3. An ultraviolet excited blue light emitting phosphor according to claim 2, wherein the phosphor is AO-B ₂ O ₃ -SnO ₂ -SiO ₂ -Ce ₂ O ₃ Wherein A is one or more of Ca, sr or Ba; b is one or more of Ga or In, wherein the mol ratio of component A to B to Si to Ce=2.995 to 1.5 to 2.5 to 0.005, or the mol ratio of component A to B to Si to Ce=2.99 to 2 to 1.5 to 2.5 to 0.01, or the mol ratio of component A to B to Si to Ce=2.985 to 2 to 1.5 to 2.5 to 0.015, or the mol ratio of component A to B to Sn to Si to Ce=2.98 to 2 to 1.5 to 2.5 to 0.02, or the mol ratio of component A to B to Sn to Si to Ce=2.975 to 2 to 1.5 to 2.5 to 0.025.

4. An ultraviolet excited blue light emitting phosphor according to claim 1, 2 or 3, wherein the ultraviolet excited blue light emitting phosphor emits blue light with a spectral range of 425-700 nm and a center wavelength of 471nm under ultraviolet excitation.
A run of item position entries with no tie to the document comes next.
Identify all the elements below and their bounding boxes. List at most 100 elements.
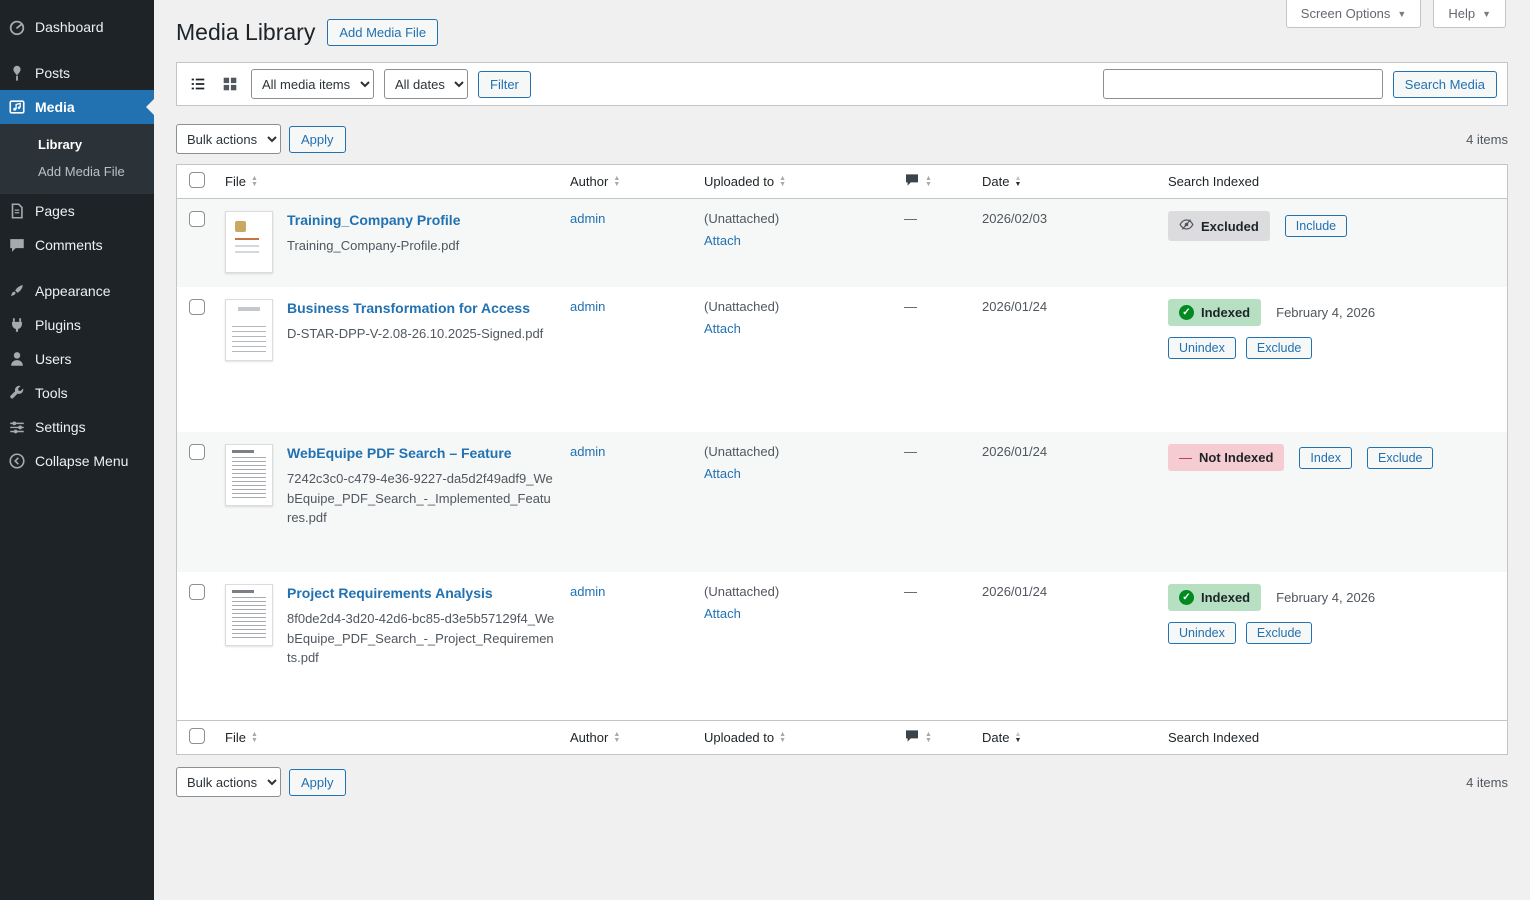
author-link[interactable]: admin — [570, 444, 605, 459]
file-name: 8f0de2d4-3d20-42d6-bc85-d3e5b57129f4_Web… — [287, 611, 555, 666]
attach-link[interactable]: Attach — [704, 466, 741, 481]
file-name: D-STAR-DPP-V-2.08-26.10.2025-Signed.pdf — [287, 326, 544, 342]
attach-link[interactable]: Attach — [704, 321, 741, 336]
attach-link[interactable]: Attach — [704, 606, 741, 621]
include-button[interactable]: Include — [1284, 215, 1348, 237]
column-footer-comments[interactable]: ▲ ▼ — [904, 722, 982, 753]
sort-icon: ▲ ▼ — [925, 730, 932, 744]
comment-bubble-icon — [904, 172, 920, 191]
sidebar-item-label: Settings — [35, 419, 86, 435]
row-checkbox[interactable] — [189, 211, 205, 227]
file-title-link[interactable]: Project Requirements Analysis — [287, 584, 555, 602]
column-header-comments[interactable]: ▲ ▼ — [904, 166, 982, 197]
sidebar-item-comments[interactable]: Comments — [0, 228, 154, 262]
screen-options-label: Screen Options — [1300, 6, 1391, 21]
index-button[interactable]: Index — [1299, 446, 1352, 469]
search-media-button[interactable]: Search Media — [1392, 70, 1497, 98]
submenu-item-add-media-file[interactable]: Add Media File — [0, 158, 154, 185]
select-all-checkbox[interactable] — [189, 728, 205, 744]
apply-button[interactable]: Apply — [289, 125, 346, 153]
sidebar-item-label: Posts — [35, 65, 71, 81]
help-button[interactable]: Help ▼ — [1433, 0, 1506, 28]
wp-admin-page: Dashboard Posts Media Library Add Media … — [0, 0, 1530, 900]
column-header-uploaded-to[interactable]: Uploaded to ▲ ▼ — [704, 168, 904, 195]
status-badge-indexed: ✓ Indexed — [1168, 299, 1262, 326]
table-header-row: File ▲ ▼ Author ▲ ▼ Uploaded to ▲ ▼ ▲ ▼ Date ▲ ▼ … — [177, 165, 1507, 199]
file-title-link[interactable]: Business Transformation for Access — [287, 299, 543, 317]
media-type-filter[interactable]: All media items — [251, 69, 374, 99]
exclude-button[interactable]: Exclude — [1367, 446, 1434, 469]
page-title: Media Library — [176, 19, 316, 45]
filter-button[interactable]: Filter — [478, 70, 531, 98]
search-input[interactable] — [1102, 69, 1383, 99]
column-header-file[interactable]: File ▲ ▼ — [225, 168, 570, 195]
author-link[interactable]: admin — [570, 299, 605, 314]
column-header-author[interactable]: Author ▲ ▼ — [570, 168, 704, 195]
sidebar-item-media[interactable]: Media — [0, 90, 154, 124]
sidebar-item-dashboard[interactable]: Dashboard — [0, 10, 154, 44]
table-footer-row: File ▲ ▼ Author ▲ ▼ Uploaded to ▲ ▼ ▲ ▼ Date ▲ ▼ … — [177, 720, 1507, 754]
sidebar-item-tools[interactable]: Tools — [0, 376, 154, 410]
sidebar-item-appearance[interactable]: Appearance — [0, 274, 154, 308]
sidebar-item-posts[interactable]: Posts — [0, 56, 154, 90]
sidebar-item-label: Collapse Menu — [35, 453, 129, 469]
pushpin-icon — [8, 64, 26, 82]
submenu-item-library[interactable]: Library — [0, 131, 154, 158]
comments-value: — — [904, 299, 917, 314]
file-title-link[interactable]: WebEquipe PDF Search – Feature — [287, 444, 555, 462]
upload-date: 2026/02/03 — [982, 211, 1048, 226]
row-checkbox[interactable] — [189, 584, 205, 600]
upload-date: 2026/01/24 — [982, 584, 1048, 599]
column-footer-search-indexed: Search Indexed — [1168, 730, 1260, 745]
pages-icon — [8, 202, 26, 220]
check-circle-icon: ✓ — [1179, 305, 1194, 320]
sidebar-item-label: Pages — [35, 203, 75, 219]
author-link[interactable]: admin — [570, 584, 605, 599]
column-footer-date[interactable]: Date ▲ ▼ — [982, 724, 1168, 751]
exclude-button[interactable]: Exclude — [1245, 622, 1313, 644]
sidebar-item-plugins[interactable]: Plugins — [0, 308, 154, 342]
bulk-actions-select[interactable]: Bulk actions — [176, 767, 281, 797]
attach-link[interactable]: Attach — [704, 233, 741, 248]
column-footer-uploaded-to[interactable]: Uploaded to ▲ ▼ — [704, 724, 904, 751]
list-view-icon[interactable] — [187, 73, 209, 95]
screen-options-button[interactable]: Screen Options ▼ — [1285, 0, 1422, 28]
file-thumbnail[interactable] — [225, 299, 273, 361]
row-checkbox[interactable] — [189, 299, 205, 315]
row-checkbox[interactable] — [189, 444, 205, 460]
sort-icon: ▲ ▼ — [613, 174, 621, 188]
filter-bar: All media items All dates Filter Search … — [176, 62, 1508, 106]
collapse-icon — [8, 452, 26, 470]
eye-slash-icon — [1179, 217, 1194, 235]
unindex-button[interactable]: Unindex — [1168, 622, 1236, 644]
add-media-file-button[interactable]: Add Media File — [327, 19, 439, 46]
collapse-menu-button[interactable]: Collapse Menu — [0, 444, 154, 478]
indexed-date: February 4, 2026 — [1276, 305, 1376, 320]
author-link[interactable]: admin — [570, 211, 605, 226]
unindex-button[interactable]: Unindex — [1168, 337, 1236, 359]
bulk-actions-select[interactable]: Bulk actions — [176, 124, 281, 154]
sidebar-item-users[interactable]: Users — [0, 342, 154, 376]
sidebar-item-label: Comments — [35, 237, 103, 253]
apply-button[interactable]: Apply — [289, 768, 346, 796]
upload-date: 2026/01/24 — [982, 444, 1048, 459]
column-header-date[interactable]: Date ▲ ▼ — [982, 168, 1168, 195]
status-label: Indexed — [1201, 590, 1251, 605]
sidebar-item-label: Dashboard — [35, 19, 104, 35]
sort-icon: ▲ ▼ — [250, 730, 258, 744]
comment-bubble-icon — [904, 728, 920, 747]
column-footer-file[interactable]: File ▲ ▼ — [225, 724, 570, 751]
file-thumbnail[interactable] — [225, 444, 273, 506]
column-footer-author[interactable]: Author ▲ ▼ — [570, 724, 704, 751]
bulk-actions-bottom: Bulk actions Apply 4 items — [176, 767, 1508, 797]
exclude-button[interactable]: Exclude — [1245, 337, 1313, 359]
sidebar-item-settings[interactable]: Settings — [0, 410, 154, 444]
status-label: Excluded — [1201, 218, 1259, 234]
sidebar-item-pages[interactable]: Pages — [0, 194, 154, 228]
file-thumbnail[interactable] — [225, 584, 273, 646]
grid-view-icon[interactable] — [219, 73, 241, 95]
select-all-checkbox[interactable] — [189, 172, 205, 188]
file-title-link[interactable]: Training_Company Profile — [287, 211, 460, 229]
date-filter[interactable]: All dates — [384, 69, 468, 99]
file-thumbnail[interactable] — [225, 211, 273, 273]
5. A method for preparing the ultraviolet excited blue light emitting phosphor according to any one of claims 1 to 3, comprising the steps of:

(2) Grinding and uniformly mixing the mixture obtained in the step (1);

6. The method of preparing ultraviolet excited blue light emitting phosphor according to claim 5, wherein the compound a In step (1) is an oxide, halide or carbonate of Ca, sr or Ba, the compound B is an oxide or halide of Ga and In, the compound Sn is an oxide of Sn, the compound Si is an oxide, silicate or silicic acid of Si, and the compound Ce is an oxide or halide of Ce.

7. The method for preparing ultraviolet excited blue light emitting phosphor according to claim 5, wherein the grinding time in the step (2) and the step (4) is 20 to 50min;

the sintering temperature in the air atmosphere in the step (2) is 400-800 ℃ and the sintering time is 3-15 h.
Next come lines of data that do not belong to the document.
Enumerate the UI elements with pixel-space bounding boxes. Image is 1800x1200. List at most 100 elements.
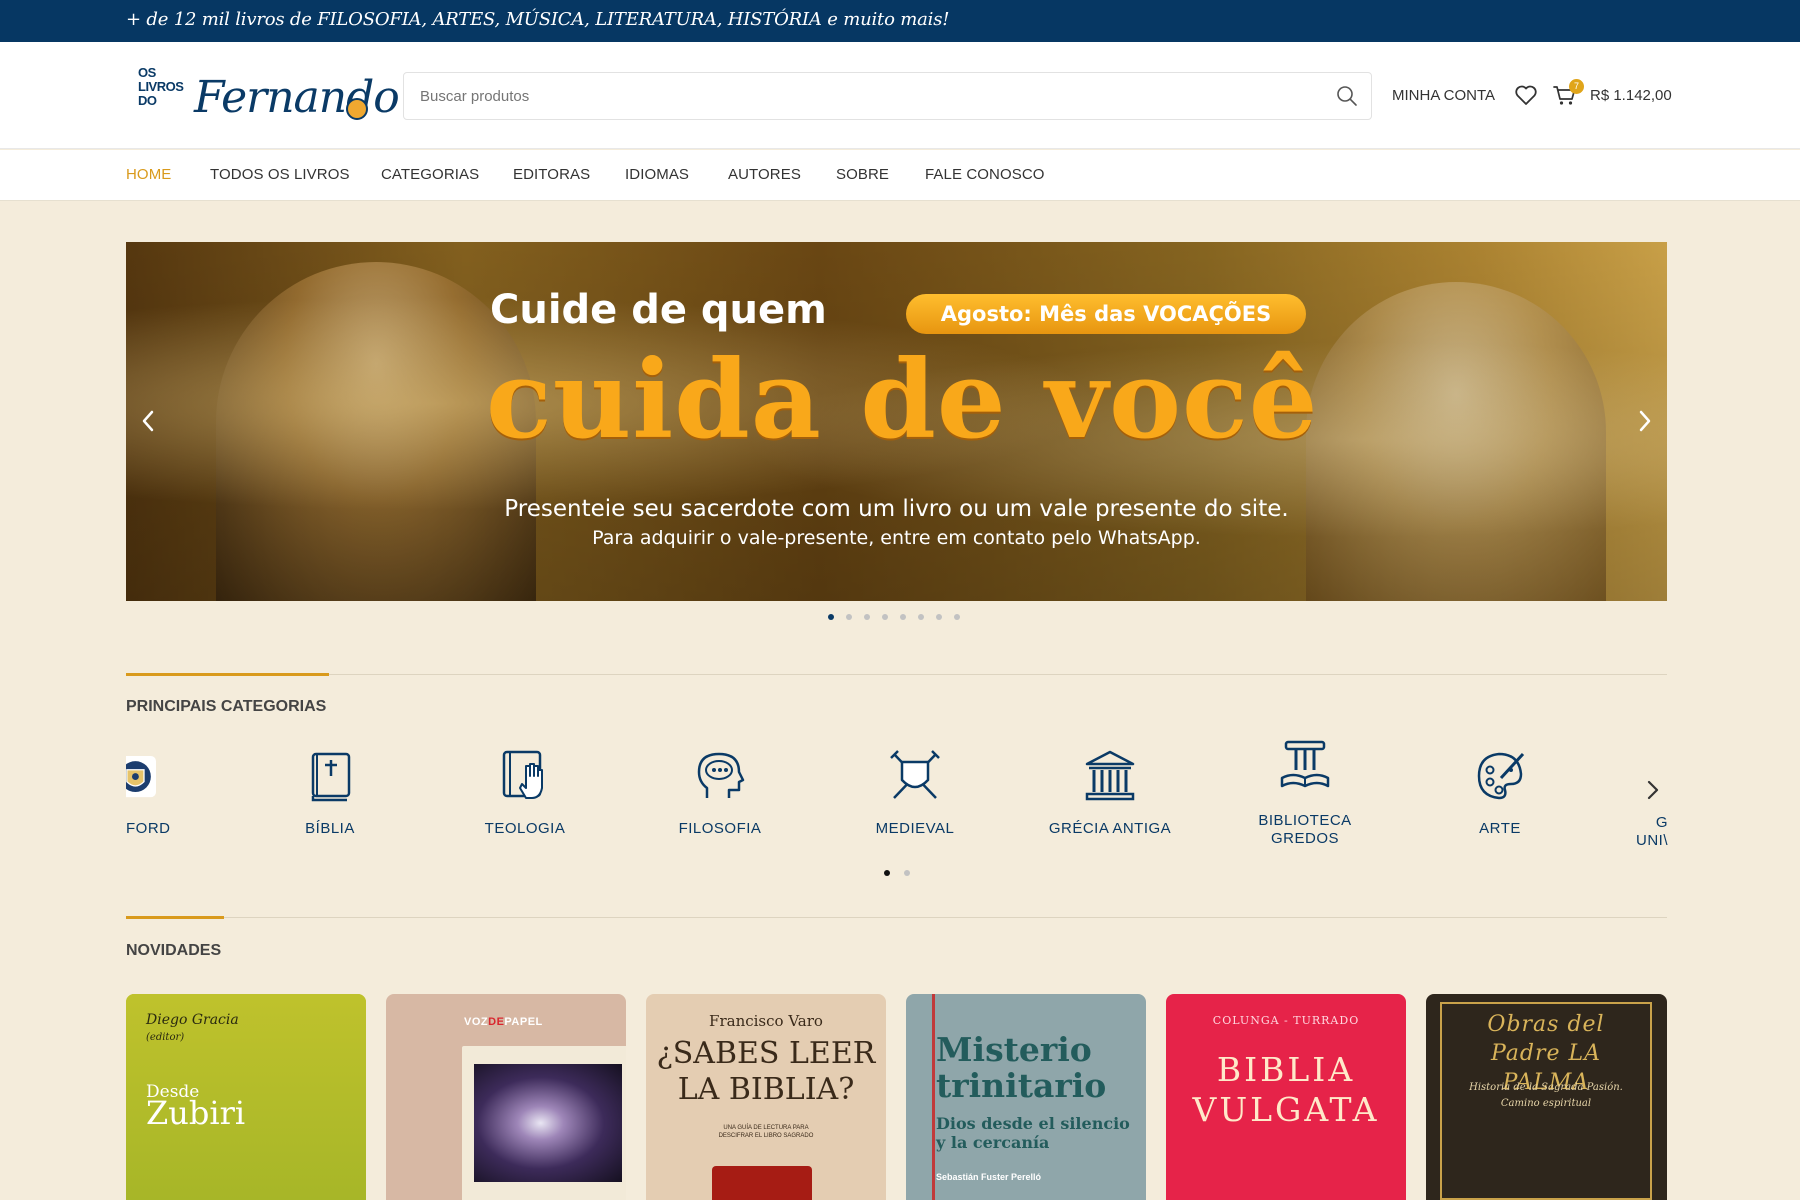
- logo-face-icon: [346, 98, 368, 120]
- site-logo[interactable]: OS LIVROS DO Fernando: [136, 62, 400, 130]
- hero-pill-badge: Agosto: Mês das VOCAÇÕES: [906, 294, 1306, 334]
- category-label: BÍBLIA: [305, 820, 355, 837]
- nav-item-home[interactable]: HOME: [126, 166, 171, 183]
- nav-item-fale-conosco[interactable]: FALE CONOSCO: [925, 166, 1045, 183]
- hero-slider-dots: [828, 614, 968, 622]
- category-slider-dots: [884, 870, 914, 878]
- book-subtitle: UNA GUÍA DE LECTURA PARA DESCIFRAR EL LI…: [718, 1125, 814, 1139]
- nav-item-sobre[interactable]: SOBRE: [836, 166, 889, 183]
- slider-dot[interactable]: [864, 614, 870, 620]
- category-label: MEDIEVAL: [875, 820, 955, 837]
- my-account-link[interactable]: MINHA CONTA: [1392, 87, 1495, 104]
- publisher-part: DE: [488, 1016, 505, 1028]
- hero-subtitle-2: Para adquirir o vale-presente, entre em …: [592, 527, 1201, 549]
- nav-item-autores[interactable]: AUTORES: [728, 166, 801, 183]
- book-spine-stripe: [932, 994, 935, 1200]
- temple-icon: [1085, 750, 1135, 801]
- head-thought-icon: [697, 752, 745, 798]
- book-author: Francisco Varo: [709, 1012, 823, 1030]
- slider-prev-icon[interactable]: [138, 406, 158, 436]
- search-icon[interactable]: [1335, 84, 1359, 108]
- category-label: BIBLIOTECA GREDOS: [1258, 812, 1352, 847]
- slider-dot[interactable]: [954, 614, 960, 620]
- category-label: G UNI\: [1636, 814, 1668, 848]
- logo-small-text: OS LIVROS DO: [138, 65, 184, 108]
- slider-dot[interactable]: [828, 614, 834, 620]
- book-subtitle: Historia de la Sagrada Pasión. Camino es…: [1469, 1082, 1623, 1109]
- book-editor: (editor): [146, 1032, 185, 1043]
- hero-title-line1: Cuide de quem: [490, 287, 827, 333]
- nav-item-editoras[interactable]: EDITORAS: [513, 166, 590, 183]
- nav-item-categorias[interactable]: CATEGORIAS: [381, 166, 479, 183]
- section-accent: [126, 673, 329, 676]
- book-publisher: VOZDEPAPEL: [464, 1016, 543, 1028]
- publisher-part: VOZ: [464, 1016, 489, 1028]
- section-accent: [126, 916, 224, 919]
- book-cover: Misterio trinitario Dios desde el silenc…: [906, 994, 1146, 1200]
- publisher-part: PAPEL: [504, 1016, 543, 1028]
- book-card[interactable]: Francisco Varo ¿SABES LEER LA BIBLIA? UN…: [646, 994, 886, 1200]
- nav-item-idiomas[interactable]: IDIOMAS: [625, 166, 689, 183]
- novidades-title: NOVIDADES: [126, 942, 222, 959]
- logo-script-text: Fernando: [194, 72, 400, 123]
- category-label: FORD: [126, 820, 171, 837]
- heart-icon[interactable]: [1514, 84, 1538, 106]
- section-divider: [126, 917, 1667, 918]
- slider-dot[interactable]: [904, 870, 910, 876]
- book-cover-image: [462, 1046, 626, 1200]
- book-title: Misterio trinitario: [936, 1030, 1107, 1105]
- book-cover: Francisco Varo ¿SABES LEER LA BIBLIA? UN…: [646, 994, 886, 1200]
- category-label: FILOSOFIA: [678, 820, 762, 837]
- category-item-filosofia[interactable]: FILOSOFIA: [645, 748, 795, 848]
- nav-item-todos-os-livros[interactable]: TODOS OS LIVROS: [210, 166, 350, 183]
- column-books-icon: [1280, 740, 1330, 788]
- palette-icon: [1477, 752, 1525, 800]
- book-cover: Diego Gracia (editor) Desde Zubiri: [126, 994, 366, 1200]
- cart-total[interactable]: R$ 1.142,00: [1590, 87, 1672, 104]
- category-item-grecia-antiga[interactable]: GRÉCIA ANTIGA: [1035, 748, 1185, 848]
- hero-subtitle: Presenteie seu sacerdote com um livro ou…: [504, 496, 1289, 522]
- book-title: Zubiri: [146, 1094, 246, 1132]
- search-box: [403, 72, 1372, 120]
- section-divider: [126, 674, 1667, 675]
- cart-count-badge: 7: [1569, 79, 1584, 94]
- category-item-teologia[interactable]: TEOLOGIA: [450, 748, 600, 848]
- book-card[interactable]: VOZDEPAPEL: [386, 994, 626, 1200]
- book-author: Sebastián Fuster Perelló: [936, 1172, 1042, 1182]
- site-header: OS LIVROS DO Fernando MINHA CONTA 7 R$ 1…: [0, 42, 1800, 149]
- bible-icon: [311, 752, 351, 802]
- category-next-icon[interactable]: [1645, 778, 1661, 802]
- book-author: Diego Gracia: [146, 1012, 239, 1028]
- crest-icon: [126, 756, 156, 798]
- hero-title-line2: cuida de você: [486, 337, 1319, 463]
- book-card[interactable]: Misterio trinitario Dios desde el silenc…: [906, 994, 1146, 1200]
- category-label: TEOLOGIA: [484, 820, 566, 837]
- book-subtitle: Dios desde el silencio y la cercanía: [936, 1114, 1130, 1152]
- slider-dot[interactable]: [936, 614, 942, 620]
- announcement-bar: + de 12 mil livros de FILOSOFIA, ARTES, …: [0, 0, 1800, 42]
- slider-dot[interactable]: [884, 870, 890, 876]
- book-card[interactable]: Obras del Padre LA PALMA Historia de la …: [1426, 994, 1667, 1200]
- slider-next-icon[interactable]: [1635, 406, 1655, 436]
- slider-dot[interactable]: [882, 614, 888, 620]
- category-item-biblioteca-gredos[interactable]: BIBLIOTECA GREDOS: [1230, 738, 1380, 847]
- book-author: COLUNGA - TURRADO: [1212, 1014, 1360, 1027]
- slider-dot[interactable]: [846, 614, 852, 620]
- category-item-medieval[interactable]: MEDIEVAL: [840, 748, 990, 848]
- slider-dot[interactable]: [900, 614, 906, 620]
- book-card[interactable]: COLUNGA - TURRADO BIBLIA VULGATA: [1166, 994, 1406, 1200]
- category-label: GRÉCIA ANTIGA: [1048, 820, 1172, 837]
- category-item-biblia[interactable]: BÍBLIA: [255, 748, 405, 848]
- book-title: BIBLIA VULGATA: [1192, 1050, 1380, 1129]
- search-input[interactable]: [420, 73, 1300, 119]
- main-nav: HOME TODOS OS LIVROS CATEGORIAS EDITORAS…: [0, 150, 1800, 201]
- nebula-image: [474, 1064, 622, 1182]
- slider-dot[interactable]: [918, 614, 924, 620]
- book-cover-image: [712, 1166, 812, 1200]
- category-item-arte[interactable]: ARTE: [1425, 748, 1575, 848]
- book-cover: VOZDEPAPEL: [386, 994, 626, 1200]
- hero-banner[interactable]: Cuide de quem Agosto: Mês das VOCAÇÕES c…: [126, 242, 1667, 601]
- book-card[interactable]: Diego Gracia (editor) Desde Zubiri: [126, 994, 366, 1200]
- book-cover: COLUNGA - TURRADO BIBLIA VULGATA: [1166, 994, 1406, 1200]
- category-item-ford[interactable]: FORD: [126, 748, 186, 848]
8. The method for preparing ultraviolet excited blue light emitting phosphor according to claim 5, wherein the reduction sintering temperature in the step (4) is 1100-1500 ℃ and the sintering time is 5-24 h.

9. The method of preparing ultraviolet excited blue light emitting phosphor according to claim 5, wherein the reduction sintering in step (4) is 5%H ₂ -95％N ₂ Is reduced in a hydrogen-nitrogen mixed atmosphere.

10. The use of an ultraviolet excited blue light emitting phosphor according to any one of claims 1 to 3, wherein the ultraviolet excited blue light emitting phosphor is used for the preparation of an ultraviolet chip white light LED, an ultraviolet chip solar light LED, an ultraviolet chip full spectrum LED or an ultraviolet chip health lighting LED.